Purpose: : To study if intrinsically photosensitive retinal ganglion cells (ipRGC) make functional synaptic contacts with other retinal cells after photoreceptor degeneration. It has been shown that ipRGC receive synaptic input form bipolar cells and amacrine cells on their dendrites, which allow ipRGC to follow the rod/cone mediated light input in wild type animals. In Rd mice, after photoreceptor degeneration, ipRGC are the only photodetector for photoentrained circadian activity but no synaptic input from ipRGC to other retinal cells has been shown to date.

Methods: : Electroretinography and phase shifting of circadian activity rhythms were evaluated in rd1 and rd10 mice ≥ 180 days of age. Animals were housed individually in cages equipped with activity wheels at a photoschedule of 12/12 hr light/dark cycle (light intensity 50 Cd·m^–2) and dark/dark cycles. Electroretinographic responses were performed following the ISCEV protocols. Eyes enucleated from visual tested animals were fixed in 4% paraformaldehyde, cryoprotected in PBS 20% sucrose, and sectioned (10–20 µm thickness) at cryostat. Double labelling immunohistochemistry for cell–type specific markers (melanopsin, tyrosine hydroxylase, glycine, αPKC) were performed on retinal sections of rd1 and rd10 mice. All Results were compared with those obtained in age–matched C57/bl6 mice, used as controls.

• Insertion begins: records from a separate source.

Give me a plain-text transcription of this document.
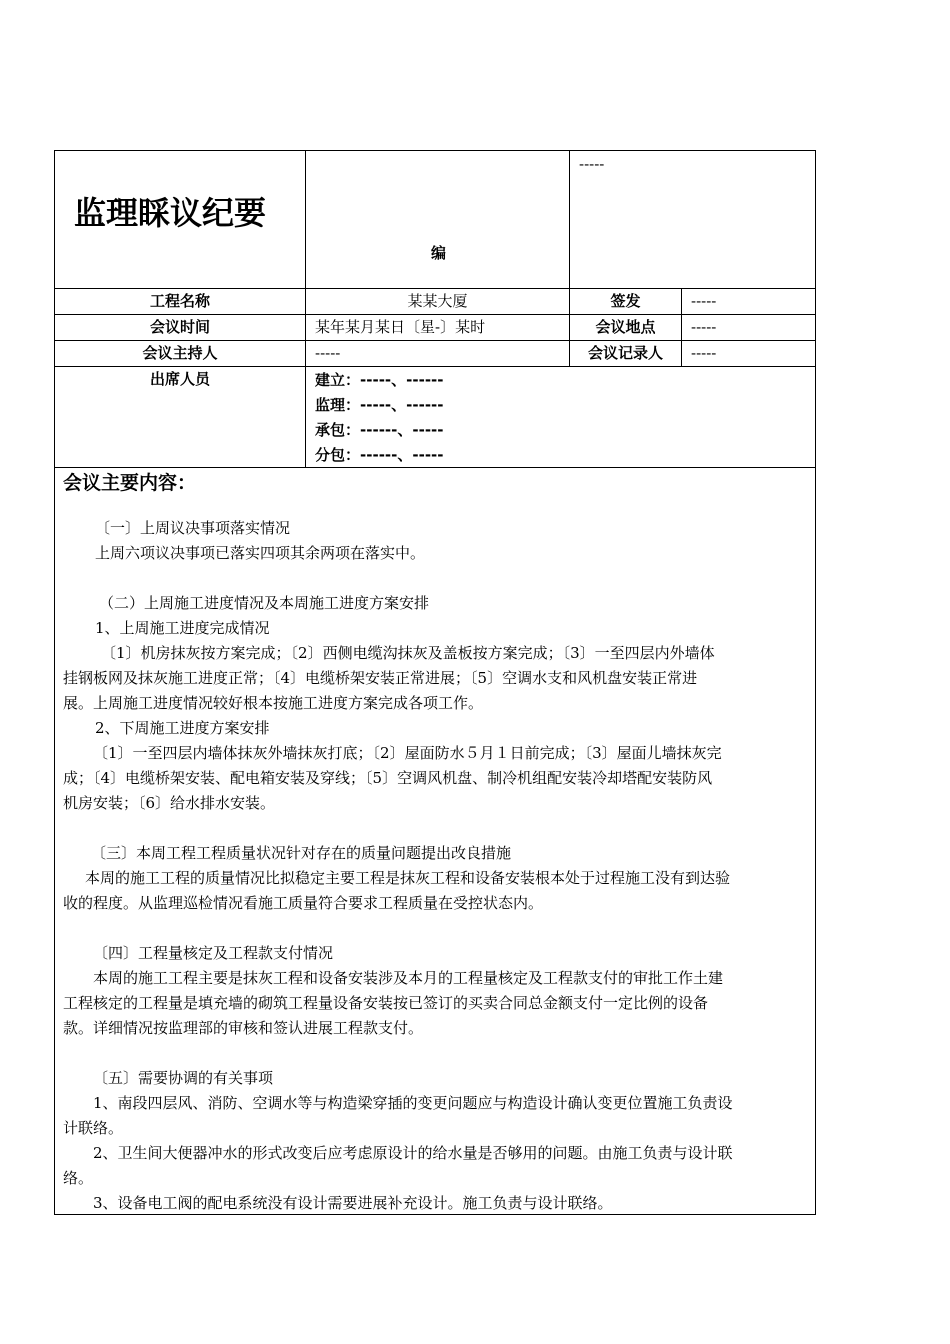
监理睬议纪要
编
-----
工程名称	某某大厦	签发	-----
会议时间	某年某月某日〔星-〕某时	会议地点	-----
会议主持人	-----	会议记录人	-----
出席人员	建立：-----、------
监理：-----、------
承包：------、-----
分包：------、-----
会议主要内容：

〔一〕上周议决事项落实情况

上周六项议决事项已落实四项其余两项在落实中。

（二）上周施工进度情况及本周施工进度方案安排

1、上周施工进度完成情况

〔1〕机房抹灰按方案完成；〔2〕西侧电缆沟抹灰及盖板按方案完成；〔3〕一至四层内外墙体

挂钢板网及抹灰施工进度正常；〔4〕电缆桥架安装正常进展；〔5〕空调水支和风机盘安装正常进

展。上周施工进度情况较好根本按施工进度方案完成各项工作。

2、下周施工进度方案安排

〔1〕一至四层内墙体抹灰外墙抹灰打底；〔2〕屋面防水５月１日前完成；〔3〕屋面儿墙抹灰完

成；〔4〕电缆桥架安装、配电箱安装及穿线；〔5〕空调风机盘、制冷机组配安装冷却塔配安装防风

机房安装；〔6〕给水排水安装。

〔三〕本周工程工程质量状况针对存在的质量问题提出改良措施

本周的施工工程的质量情况比拟稳定主要工程是抹灰工程和设备安装根本处于过程施工没有到达验

收的程度。从监理巡检情况看施工质量符合要求工程质量在受控状态内。

〔四〕工程量核定及工程款支付情况

本周的施工工程主要是抹灰工程和设备安装涉及本月的工程量核定及工程款支付的审批工作土建

工程核定的工程量是填充墙的砌筑工程量设备安装按已签订的买卖合同总金额支付一定比例的设备

款。详细情况按监理部的审核和签认进展工程款支付。

〔五〕需要协调的有关事项

1、南段四层风、消防、空调水等与构造梁穿插的变更问题应与构造设计确认变更位置施工负责设

计联络。

2、卫生间大便器冲水的形式改变后应考虑原设计的给水量是否够用的问题。由施工负责与设计联

络。

3、设备电工阀的配电系统没有设计需要进展补充设计。施工负责与设计联络。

Results: : Rd1 and Rd10 mice older than six months of age did not show any ERG response. Although dystrophic animals showed photoentrained circadian activity, the phase shifting of Rd mice under dark/dark cycles showed significant differences when compared to wild type animals of the same ages. Immunocytochemical experiments showed that ipRGC in control animals make synaptic contacts with dopaminergic and glycinergic amacrine cells. The extent of ipRGC synaptic contacts in Rd mice older that six months of age show apparently significant differences with age matched controls.

Conclusions: : We demonstrate that circadian activity in dystrophic animals show significant differences with control mice. Changes in synaptic circuitry involving ipRGC might explain the functional changes.